Honda’s 2020 winner Ricky Brabec also crashed out, as did Joan Barreda Bort. Mason Klein’s impressive first Rally GP appearance came to an agonizing end two stages from the end after battling injury following an earlier incident, while KTM’s Matthias Walkner also crashed on the penultimate stage.

Brabec, Klein (BAS KTM), Daniel Sanders (Gas Gas), Howes, Benavides and Price (Honda) all took turns at the head of the field in a rally that featured nine different stage winners.

AUTO - DAKAR 2023 - STAGE 6

Giroux always in control in the Quads

Yamaha Racing’s Alexandre Giroud again claimed victory in the Quad Bike category, staving off the challenge of Manuel Andujar (7240 Team) and Marcelo Medeiros Taguatar Racing).

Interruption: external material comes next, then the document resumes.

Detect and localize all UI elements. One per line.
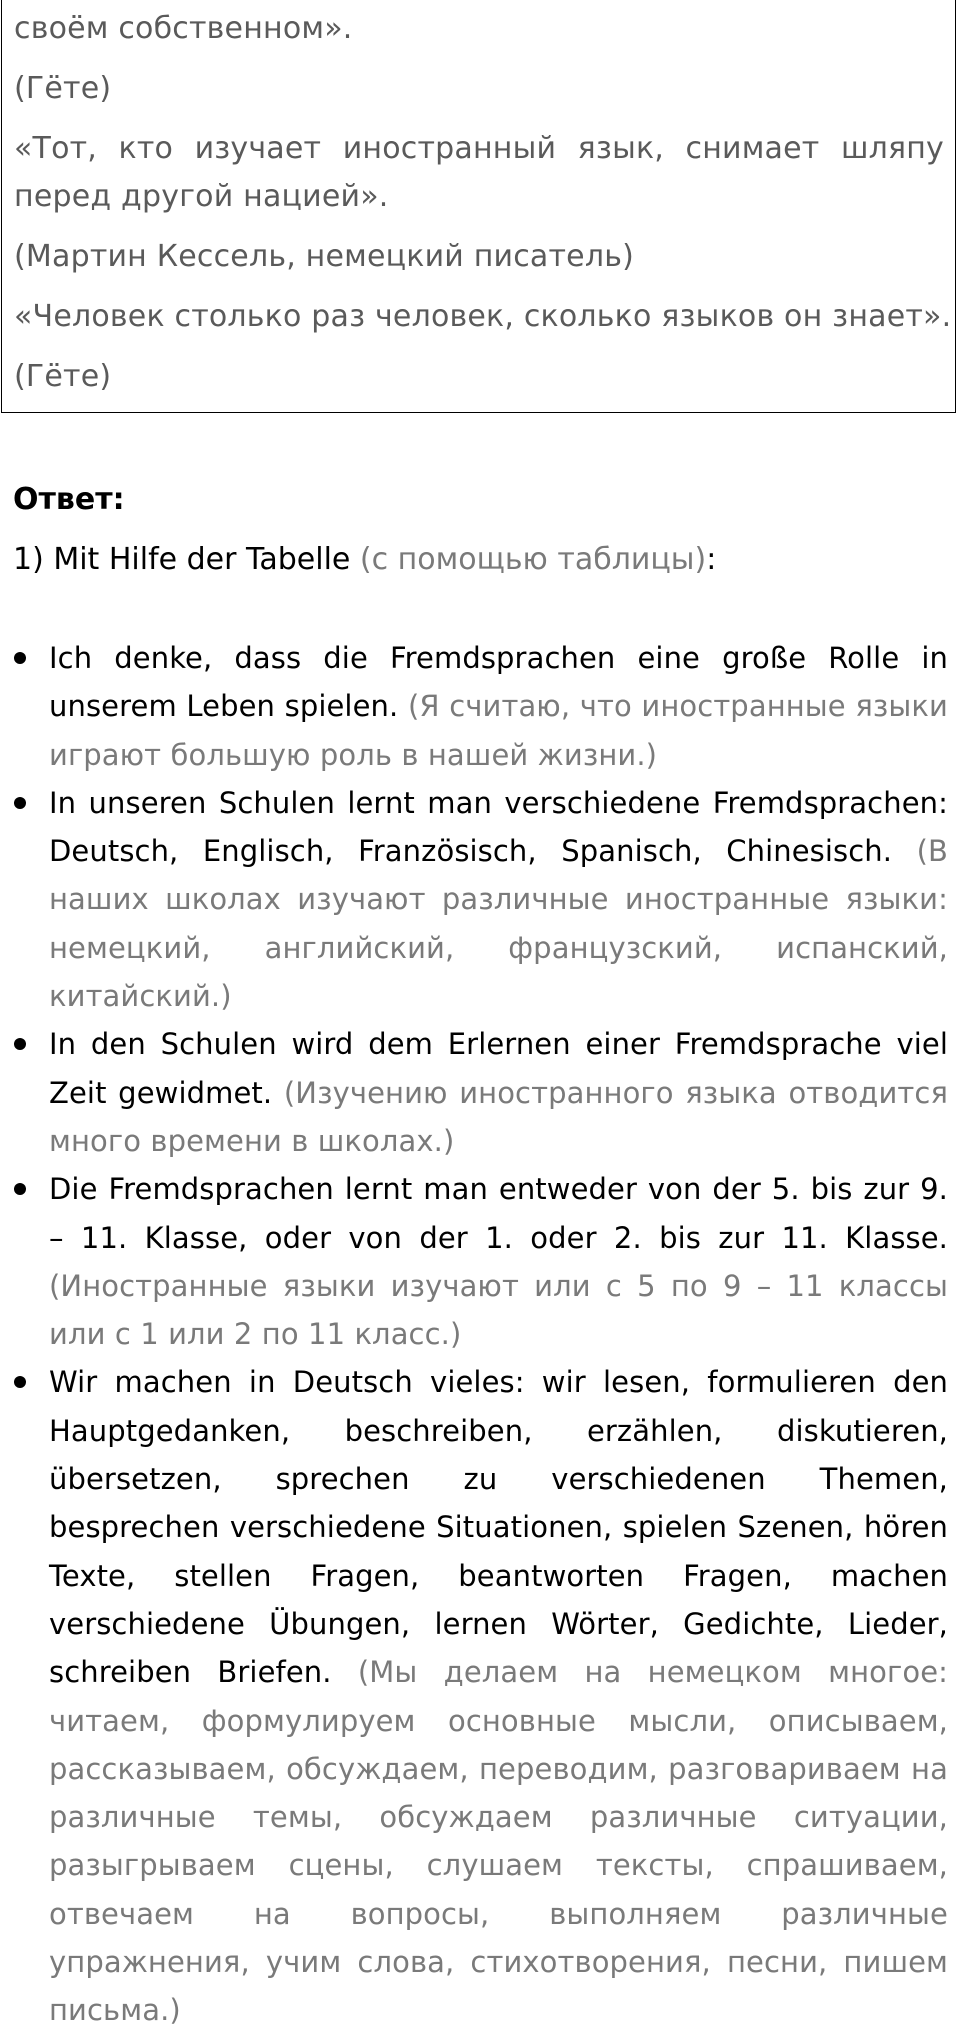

Andujar was the most likely to prevent Giroux taking his second successive win early on but lost over 40 minutes on stage five.

Dragon’s Francisco Moreno Flores was therefore runner-up in the general classification. Winner of four of the last five stages, Medeiros finished ninth.

AUTO - DAKAR 2023 - STAGE 1

Team De Rooy are the Bosses in the trucks

Dutch trio Janus van Kasteren, Darek Rodewald and Marcel Snijders (Boss Machinery Team de Rooy Iveco) were the ones to beat the T5 truck class, beating the Czech combination of Martin Macik, Frantisek Tomasek and David Svanda.

Another Czech team, Instaforex Loprais Praga with Ales Loprais, Petr Pokora and Jaroslav Valtr Jr had led for large parts of the rally but withdrew after being involved in an unfortunate incident on stage nine which cost the life of an Italian spectator.